Posted by: andy | February 12, 2014 at 12:52 PM
Irving - we discussed yesterday how Bitcoin provides real-time value transfer from one individual to another using a publically verifiable distributed ledger, however that existing payment systems required elaborate governance and trust relationships in order to deliver a similar service. For example the CLS system was created to solve a particular problem of risk management for global FX trading to avoid settlement risk. The result was the creation of a global real-time payment and settlement network, however that relied on local RTGS systems for it’s implementation, creating the tiered trust model that I alluded to earlier. Real time payment systems exist within the boundaries of countries, But CLS provided continuously linked settlement across geographies in real time. What this tells us is that financial institutions are quite capable of creating efficient mechanisms for payment and settlement even across borders, albeit for larger value transactions, therefore they may be a way for financial institutions to use the “Concept” of bitcoins to create a more efficient global value exchange that works just as well for small value as it does for large value transactions. If it were built on the same model as CLS, then it would need a low-value real time clearing and settlement system in each country, which exists in some countries – notably – Faster Payments UK, South Africa’s BankServ and India’s IMPS, but not in others.
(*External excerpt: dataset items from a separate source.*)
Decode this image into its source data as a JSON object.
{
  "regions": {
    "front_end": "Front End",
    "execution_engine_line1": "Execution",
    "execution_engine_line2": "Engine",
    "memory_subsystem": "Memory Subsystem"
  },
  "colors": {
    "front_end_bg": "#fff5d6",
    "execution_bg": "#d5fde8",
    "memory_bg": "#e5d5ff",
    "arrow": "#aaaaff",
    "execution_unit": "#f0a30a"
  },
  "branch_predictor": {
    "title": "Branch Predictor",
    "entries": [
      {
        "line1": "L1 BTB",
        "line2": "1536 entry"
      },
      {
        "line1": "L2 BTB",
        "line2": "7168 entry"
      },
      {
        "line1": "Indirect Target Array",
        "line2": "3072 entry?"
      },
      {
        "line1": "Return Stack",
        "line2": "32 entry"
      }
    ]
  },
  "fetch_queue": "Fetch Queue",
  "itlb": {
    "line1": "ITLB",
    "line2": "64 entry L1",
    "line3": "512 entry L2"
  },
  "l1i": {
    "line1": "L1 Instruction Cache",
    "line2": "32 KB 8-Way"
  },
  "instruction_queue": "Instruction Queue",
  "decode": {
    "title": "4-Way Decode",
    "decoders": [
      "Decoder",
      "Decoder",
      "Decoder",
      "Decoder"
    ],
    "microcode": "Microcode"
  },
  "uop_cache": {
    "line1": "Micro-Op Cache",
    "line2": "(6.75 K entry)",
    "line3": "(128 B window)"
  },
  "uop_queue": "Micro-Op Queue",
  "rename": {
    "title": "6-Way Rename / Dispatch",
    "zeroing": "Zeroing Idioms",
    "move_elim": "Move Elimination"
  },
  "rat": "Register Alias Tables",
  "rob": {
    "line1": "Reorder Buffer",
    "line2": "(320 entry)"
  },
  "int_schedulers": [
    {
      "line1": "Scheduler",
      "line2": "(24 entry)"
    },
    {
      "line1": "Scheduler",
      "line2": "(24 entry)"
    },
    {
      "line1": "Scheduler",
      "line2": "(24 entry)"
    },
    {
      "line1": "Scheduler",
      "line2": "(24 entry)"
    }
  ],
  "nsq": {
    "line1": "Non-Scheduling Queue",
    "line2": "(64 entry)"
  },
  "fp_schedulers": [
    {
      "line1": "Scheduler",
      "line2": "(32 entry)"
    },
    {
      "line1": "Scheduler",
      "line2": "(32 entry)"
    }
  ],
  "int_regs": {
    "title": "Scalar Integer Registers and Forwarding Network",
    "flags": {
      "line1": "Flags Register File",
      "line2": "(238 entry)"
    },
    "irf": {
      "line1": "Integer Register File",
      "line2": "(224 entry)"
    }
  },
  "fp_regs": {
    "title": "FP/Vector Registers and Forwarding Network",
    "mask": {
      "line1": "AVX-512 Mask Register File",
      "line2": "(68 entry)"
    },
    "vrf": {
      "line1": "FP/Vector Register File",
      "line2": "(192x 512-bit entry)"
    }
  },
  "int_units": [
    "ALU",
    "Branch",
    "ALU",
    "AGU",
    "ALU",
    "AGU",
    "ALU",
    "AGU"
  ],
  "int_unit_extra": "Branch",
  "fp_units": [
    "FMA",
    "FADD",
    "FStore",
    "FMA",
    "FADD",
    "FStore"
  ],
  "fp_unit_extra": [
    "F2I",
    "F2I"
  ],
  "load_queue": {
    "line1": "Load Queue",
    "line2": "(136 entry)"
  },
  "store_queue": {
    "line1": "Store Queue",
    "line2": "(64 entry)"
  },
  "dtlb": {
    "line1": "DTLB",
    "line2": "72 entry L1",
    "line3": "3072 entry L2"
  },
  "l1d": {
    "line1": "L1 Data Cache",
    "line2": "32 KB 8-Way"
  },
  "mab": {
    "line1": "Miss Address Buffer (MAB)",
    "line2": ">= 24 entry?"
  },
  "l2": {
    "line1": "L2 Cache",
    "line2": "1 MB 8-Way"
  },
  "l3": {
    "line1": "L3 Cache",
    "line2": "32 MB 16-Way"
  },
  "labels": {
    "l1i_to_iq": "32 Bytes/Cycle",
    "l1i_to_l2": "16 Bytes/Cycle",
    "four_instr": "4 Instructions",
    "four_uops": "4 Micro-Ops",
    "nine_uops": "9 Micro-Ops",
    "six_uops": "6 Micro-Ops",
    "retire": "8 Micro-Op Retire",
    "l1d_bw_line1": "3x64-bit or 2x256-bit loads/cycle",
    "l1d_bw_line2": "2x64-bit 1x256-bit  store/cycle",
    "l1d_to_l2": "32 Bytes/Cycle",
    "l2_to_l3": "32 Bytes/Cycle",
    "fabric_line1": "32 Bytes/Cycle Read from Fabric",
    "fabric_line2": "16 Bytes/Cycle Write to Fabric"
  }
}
The obvious pitfall of this line of thinking is why would banks shoot themselves in the foot by creating a free or extremely low cost value transfer mechanism ? What's your view ?
Posted by: Aditya Menon | February 12, 2014 at 02:57 PM
If Bitcoin looks like a libertarian attack on the current banking system, that is because the current banking system IS an fascistic attack on Libertarians, As well, Napster has pretty much become YouTube, a huge success!
Further more if you are this so called 'expert on digital money' why not try to some how justify that to readers instead of glossing right over that and going straight into a wild attack bitcoin?
Posted by: Jim | February 12, 2014 at 04:15 PM
"Perhaps Bitcoin, like the internet, will smoothly evolve from a quirky experiment to a trusted utility. But it could also go the way of Napster"
I think the former, open source projects often overcome the limitations of vision that limit private enterprises. In fact, that has already been the case. Bitcoin has shown this by continuing to evolve and become more robust.
Posted by: Todd Fletcher | February 12, 2014 at 05:24 PM
Irving, I would say the Bitcoin stuff is pretty simple. Following a roundtable, here is a brief excerpt, published 2 days ago:
http://www.atimes.com/atimes/Global_Economy/GECON-01-140214.html
best, Reuven Brenner
Posted by: reuven Brenner | February 17, 2014 at 03:18 PM
Irving,
I very much respect your opinion and think this is a very reasoned and measured post, but I find your conclusions a bit too non-committal. Also, quoting Webster and Fleishman's view (separating the Bitcoin protocol from the currency) leads to an important misunderstanding. This is why:
1) Bitcoin (the cryptocurrency protocol/system) has proven that it can serve as an efficient way to execute transactions globally with minimal friction. That is clear and few dispute it.
2) If you believe that this function (enabling transactions) is valuable (and few would say it is not), then because of how Bitcoin works, the Bitcoin currency MUST have associated value. That is because you cannot separate the currency from the protocol (this is the common misunderstanding).
3) Once you see that the currency is an inseparable part of the system, it is also inevitable that the currency will have some value and role in transferring value in different industries.
Now, I acknowledge that the ultimate winner may not be Bitcoin itself. If something unforeseen happens (e.g., an unexpected bug), it could be another cryptocurrency that emerges as an ultimate winner. But cryptocurrencies are a real technical breakthrough that is here to stay, and because of how they work, their role as an actual currency (store of value, medium of exchange) is inevitable.
I have a longer form explanation in the URL I submitted with this comment.